Herr Präsident! Liebe Kolleginnen und Kollegen! 2006 ist das Allgemeine Gleichbehandlungsgesetz in Deutschland in Kraft getreten, das AGG, um damit den Schutz vor Diskriminierungen nach Artikel 3 Grundgesetz zu verbessern. Damit wurde eine EU-Richtlinie umgesetzt; das war auch gefordert.

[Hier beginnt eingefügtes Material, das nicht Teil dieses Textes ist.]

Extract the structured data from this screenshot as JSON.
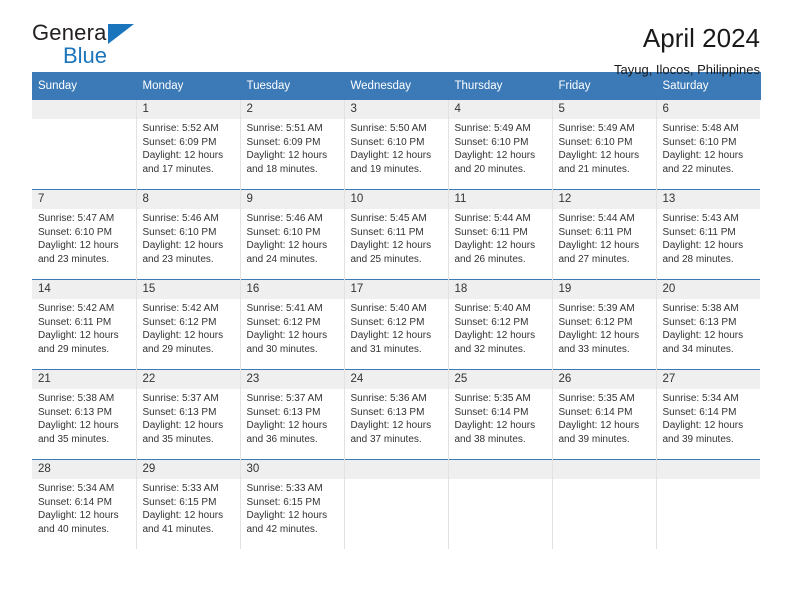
{
  "brand": {
    "name_top": "General",
    "name_bottom": "Blue",
    "accent_color": "#1b75bc"
  },
  "header": {
    "title": "April 2024",
    "subtitle": "Tayug, Ilocos, Philippines"
  },
  "calendar": {
    "header_bg": "#3b79b7",
    "daynum_bg": "#efefef",
    "weekday_labels": [
      "Sunday",
      "Monday",
      "Tuesday",
      "Wednesday",
      "Thursday",
      "Friday",
      "Saturday"
    ],
    "weeks": [
      [
        {
          "day": "",
          "sunrise": "",
          "sunset": "",
          "daylight_line1": "",
          "daylight_line2": ""
        },
        {
          "day": "1",
          "sunrise": "Sunrise: 5:52 AM",
          "sunset": "Sunset: 6:09 PM",
          "daylight_line1": "Daylight: 12 hours",
          "daylight_line2": "and 17 minutes."
        },
        {
          "day": "2",
          "sunrise": "Sunrise: 5:51 AM",
          "sunset": "Sunset: 6:09 PM",
          "daylight_line1": "Daylight: 12 hours",
          "daylight_line2": "and 18 minutes."
        },
        {
          "day": "3",
          "sunrise": "Sunrise: 5:50 AM",
          "sunset": "Sunset: 6:10 PM",
          "daylight_line1": "Daylight: 12 hours",
          "daylight_line2": "and 19 minutes."
        },
        {
          "day": "4",
          "sunrise": "Sunrise: 5:49 AM",
          "sunset": "Sunset: 6:10 PM",
          "daylight_line1": "Daylight: 12 hours",
          "daylight_line2": "and 20 minutes."
        },
        {
          "day": "5",
          "sunrise": "Sunrise: 5:49 AM",
          "sunset": "Sunset: 6:10 PM",
          "daylight_line1": "Daylight: 12 hours",
          "daylight_line2": "and 21 minutes."
        },
        {
          "day": "6",
          "sunrise": "Sunrise: 5:48 AM",
          "sunset": "Sunset: 6:10 PM",
          "daylight_line1": "Daylight: 12 hours",
          "daylight_line2": "and 22 minutes."
        }
      ],
      [
        {
          "day": "7",
          "sunrise": "Sunrise: 5:47 AM",
          "sunset": "Sunset: 6:10 PM",
          "daylight_line1": "Daylight: 12 hours",
          "daylight_line2": "and 23 minutes."
        },
        {
          "day": "8",
          "sunrise": "Sunrise: 5:46 AM",
          "sunset": "Sunset: 6:10 PM",
          "daylight_line1": "Daylight: 12 hours",
          "daylight_line2": "and 23 minutes."
        },
        {
          "day": "9",
          "sunrise": "Sunrise: 5:46 AM",
          "sunset": "Sunset: 6:10 PM",
          "daylight_line1": "Daylight: 12 hours",
          "daylight_line2": "and 24 minutes."
        },
        {
          "day": "10",
          "sunrise": "Sunrise: 5:45 AM",
          "sunset": "Sunset: 6:11 PM",
          "daylight_line1": "Daylight: 12 hours",
          "daylight_line2": "and 25 minutes."
        },
        {
          "day": "11",
          "sunrise": "Sunrise: 5:44 AM",
          "sunset": "Sunset: 6:11 PM",
          "daylight_line1": "Daylight: 12 hours",
          "daylight_line2": "and 26 minutes."
        },
        {
          "day": "12",
          "sunrise": "Sunrise: 5:44 AM",
          "sunset": "Sunset: 6:11 PM",
          "daylight_line1": "Daylight: 12 hours",
          "daylight_line2": "and 27 minutes."
        },
        {
          "day": "13",
          "sunrise": "Sunrise: 5:43 AM",
          "sunset": "Sunset: 6:11 PM",
          "daylight_line1": "Daylight: 12 hours",
          "daylight_line2": "and 28 minutes."
        }
      ],
      [
        {
          "day": "14",
          "sunrise": "Sunrise: 5:42 AM",
          "sunset": "Sunset: 6:11 PM",
          "daylight_line1": "Daylight: 12 hours",
          "daylight_line2": "and 29 minutes."
        },
        {
          "day": "15",
          "sunrise": "Sunrise: 5:42 AM",
          "sunset": "Sunset: 6:12 PM",
          "daylight_line1": "Daylight: 12 hours",
          "daylight_line2": "and 29 minutes."
        },
        {
          "day": "16",
          "sunrise": "Sunrise: 5:41 AM",
          "sunset": "Sunset: 6:12 PM",
          "daylight_line1": "Daylight: 12 hours",
          "daylight_line2": "and 30 minutes."
        },
        {
          "day": "17",
          "sunrise": "Sunrise: 5:40 AM",
          "sunset": "Sunset: 6:12 PM",
          "daylight_line1": "Daylight: 12 hours",
          "daylight_line2": "and 31 minutes."
        },
        {
          "day": "18",
          "sunrise": "Sunrise: 5:40 AM",
          "sunset": "Sunset: 6:12 PM",
          "daylight_line1": "Daylight: 12 hours",
          "daylight_line2": "and 32 minutes."
        },
        {
          "day": "19",
          "sunrise": "Sunrise: 5:39 AM",
          "sunset": "Sunset: 6:12 PM",
          "daylight_line1": "Daylight: 12 hours",
          "daylight_line2": "and 33 minutes."
        },
        {
          "day": "20",
          "sunrise": "Sunrise: 5:38 AM",
          "sunset": "Sunset: 6:13 PM",
          "daylight_line1": "Daylight: 12 hours",
          "daylight_line2": "and 34 minutes."
        }
      ],
      [
        {
          "day": "21",
          "sunrise": "Sunrise: 5:38 AM",
          "sunset": "Sunset: 6:13 PM",
          "daylight_line1": "Daylight: 12 hours",
          "daylight_line2": "and 35 minutes."
        },
        {
          "day": "22",
          "sunrise": "Sunrise: 5:37 AM",
          "sunset": "Sunset: 6:13 PM",
          "daylight_line1": "Daylight: 12 hours",
          "daylight_line2": "and 35 minutes."
        },
        {
          "day": "23",
          "sunrise": "Sunrise: 5:37 AM",
          "sunset": "Sunset: 6:13 PM",
          "daylight_line1": "Daylight: 12 hours",
          "daylight_line2": "and 36 minutes."
        },
        {
          "day": "24",
          "sunrise": "Sunrise: 5:36 AM",
          "sunset": "Sunset: 6:13 PM",
          "daylight_line1": "Daylight: 12 hours",
          "daylight_line2": "and 37 minutes."
        },
        {
          "day": "25",
          "sunrise": "Sunrise: 5:35 AM",
          "sunset": "Sunset: 6:14 PM",
          "daylight_line1": "Daylight: 12 hours",
          "daylight_line2": "and 38 minutes."
        },
        {
          "day": "26",
          "sunrise": "Sunrise: 5:35 AM",
          "sunset": "Sunset: 6:14 PM",
          "daylight_line1": "Daylight: 12 hours",
          "daylight_line2": "and 39 minutes."
        },
        {
          "day": "27",
          "sunrise": "Sunrise: 5:34 AM",
          "sunset": "Sunset: 6:14 PM",
          "daylight_line1": "Daylight: 12 hours",
          "daylight_line2": "and 39 minutes."
        }
      ],
      [
        {
          "day": "28",
          "sunrise": "Sunrise: 5:34 AM",
          "sunset": "Sunset: 6:14 PM",
          "daylight_line1": "Daylight: 12 hours",
          "daylight_line2": "and 40 minutes."
        },
        {
          "day": "29",
          "sunrise": "Sunrise: 5:33 AM",
          "sunset": "Sunset: 6:15 PM",
          "daylight_line1": "Daylight: 12 hours",
          "daylight_line2": "and 41 minutes."
        },
        {
          "day": "30",
          "sunrise": "Sunrise: 5:33 AM",
          "sunset": "Sunset: 6:15 PM",
          "daylight_line1": "Daylight: 12 hours",
          "daylight_line2": "and 42 minutes."
        },
        {
          "day": "",
          "sunrise": "",
          "sunset": "",
          "daylight_line1": "",
          "daylight_line2": ""
        },
        {
          "day": "",
          "sunrise": "",
          "sunset": "",
          "daylight_line1": "",
          "daylight_line2": ""
        },
        {
          "day": "",
          "sunrise": "",
          "sunset": "",
          "daylight_line1": "",
          "daylight_line2": ""
        },
        {
          "day": "",
          "sunrise": "",
          "sunset": "",
          "daylight_line1": "",
          "daylight_line2": ""
        }
      ]
    ]
  }
}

Auch auf der Unternehmerseite hat sich durch das AGG das Bewusstsein für Diskriminierung weiterentwickelt. Man kann heute mit Stolz sagen: Dank des AGG wurden und werden Diskriminierungen erfolgreich beseitigt oder verringert. Dennoch muss auch zehn Jahre nach Einführung darüber nachgedacht werden, wie Diskriminierung im Alltag noch wirksamer bekämpft werden kann. In Schleswig-Holstein wurde die Antidiskriminierungsstelle 2013 eingerichtet, und der erste Tätigkeitsbericht das haben wir eben auch gehört - liegt natürlich schon vor. Der Bericht hat sicherlich deutlich gemacht, dass es in Sachen AGG noch einiges zu tun gibt.
Vielfach mangelt es bei Betroffenen vor allem an Informationen über ihre Rechte. Es muss den Menschen daher die Möglichkeit gegeben werden, sich noch besser über ihre Rechte zu informieren und auf Missstände aufmerksam zu machen. Dafür haben wir nun die Antidiskriminierungsstelle. Im Ausschuss haben wir bereits eine schriftliche Anhörung zu den von Frau El Samadoni eingereichten Änderungsvorschlägen zum AGG durchgeführt. Auch wenn Sie das nicht gerne hören, sage ich trotzdem: Dort gab es überwiegend kritische und ablehnende Haltungen zu den von Ihnen eingebrachten Änderungsvorschlägen.